Оказывалось, что эти сказания связаны со старыми рыцарскими романами – самыми древними, с легендами о Мервине и святом Граале.
Китоврас – это кентавр. Кентавр по мудрости равен Соломону. Он принимал участие в постройке Иерусалимского храма и был добр, но такова его натура, что ему приходилось всегда идти прямо, даже по кривым улицам, разрушая при этом здания. Однажды вдовица попросила его не разрушать ее дома. Китоврас попробовал обойти домик и сломал ребра и сказал: «мягкое слово – кости ломит». На вратах Софиевского собора в Новгороде изображена следующая картина: «На первом поле исполинская крылатая фигура Кентавра-Китовраса держит в одной руке небольшую фигуру в зубчатой короне, очевидно, Соломона, которого он собирается забросить»[153] .
Искусство часто мыслит сопоставлениями.
Роман Апдайка – одна из попыток, так сказать, двойственного, симфонического изображения действительности, очеловечивание обычного, сказочно-героического.
В середине романа на четырех страницах дан развернутый «реальный некролог» замученного преподавателя, совершающего мелкие дела, добрые и ничтожные. Приведу кусок из конца некролога:
«Наряду с серьезной нагрузкой сверх учебной программы – обязанностями тренера нашей славной команды пловцов, распределением билетов на все футбольные, баскетбольные, легкоатлетические и бейсбольные состязания, а также руководством кружком связистов – мистер Колдуэлл нес на себе гигантское бремя общественной деятельности. Он был секретарем олинджерского клуба «Толкачей», консультантом двенадцатой группы бойскаутов, членом комитета по реализации предложения о создании городского парка, вице-президентом клуба «Львов» и председателем клубной комиссии по ежегодной распродаже электрических лампочек в пользу слепых детей».
Человек и в этом американском романе остается непознанным, как бы не уместившимся в страницы: человек пародийно обыденный нарочито не совмещается в героической иронии романа.

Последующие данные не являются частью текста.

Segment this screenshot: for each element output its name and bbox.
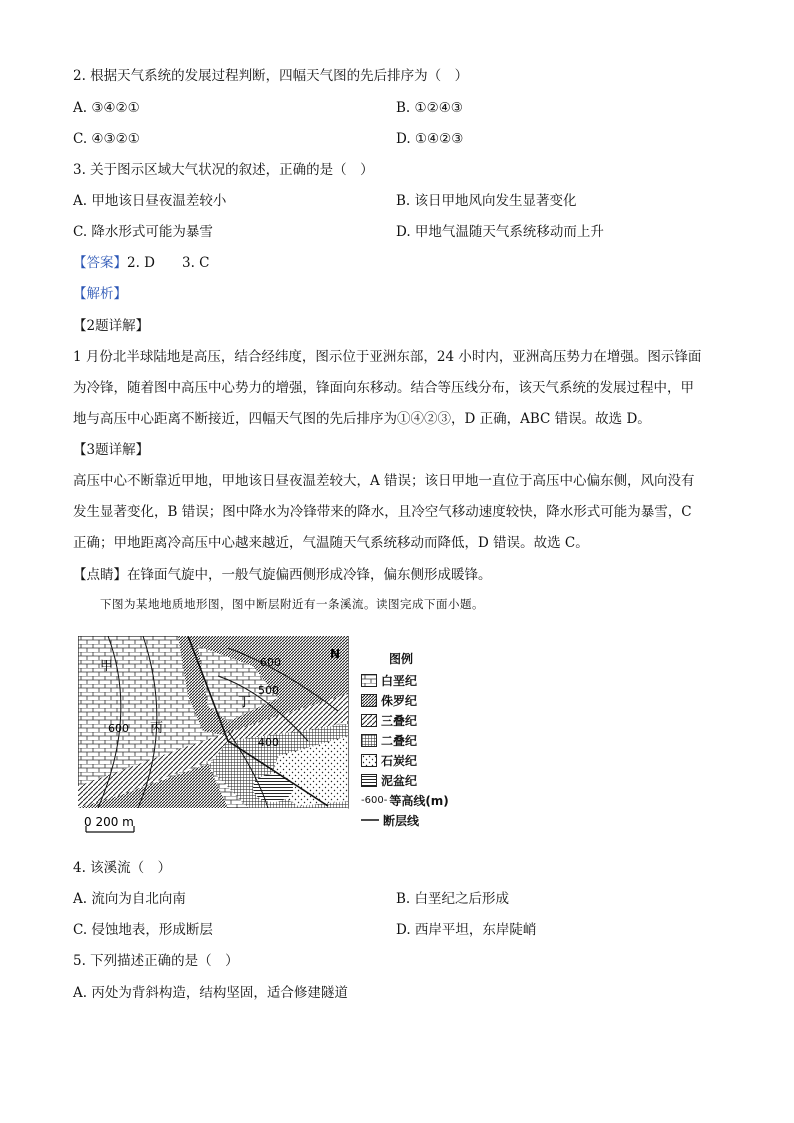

Замученный Кентавр гибнет на шоссе рядом со сломанным автомобилем «бьюик», среди бездушного пейзажа: «Хирон подошел к краю плато; его копыто скребнуло известняк. Круглый белый камешек со стуком скатился в пропасть. Кентавр возвел глаза к голубому своду и понял, что ему и в самом деле предстоит сделать великий шаг. Да, поистине великий шаг, к которому он не подготовился за всю свою полную скитаний жизнь. Нелегкий шаг, нелегкий путь, потребуется целая вечность, чтобы пройти его до конца, как вечно падает наковальня. Его истерзанные внутренности расслабли; раненая нога нестерпимо болела; голова стала невесомой. Белизна известняка пронзала глаза. На краю обрыва легкий ветерок овеял его лицо. Его воля, безупречный алмаз, под давлением абсолютного страха исторгла из себя последнее слово. Сейчас».
К этому месту дана сноска на греческом языке:
«Страдая от неисцелимой раны в лодыжке, он удаляется в пещеру и там хочет умереть, но не может, потому что он бессмертен. Тогда он предлагает Зевсу вместо Прометея себя и, хотя его ожидало бессмертие, оканчивает так свою жизнь». Из Аполлодора Афинского (греческого писателя 2 в. до н. э.).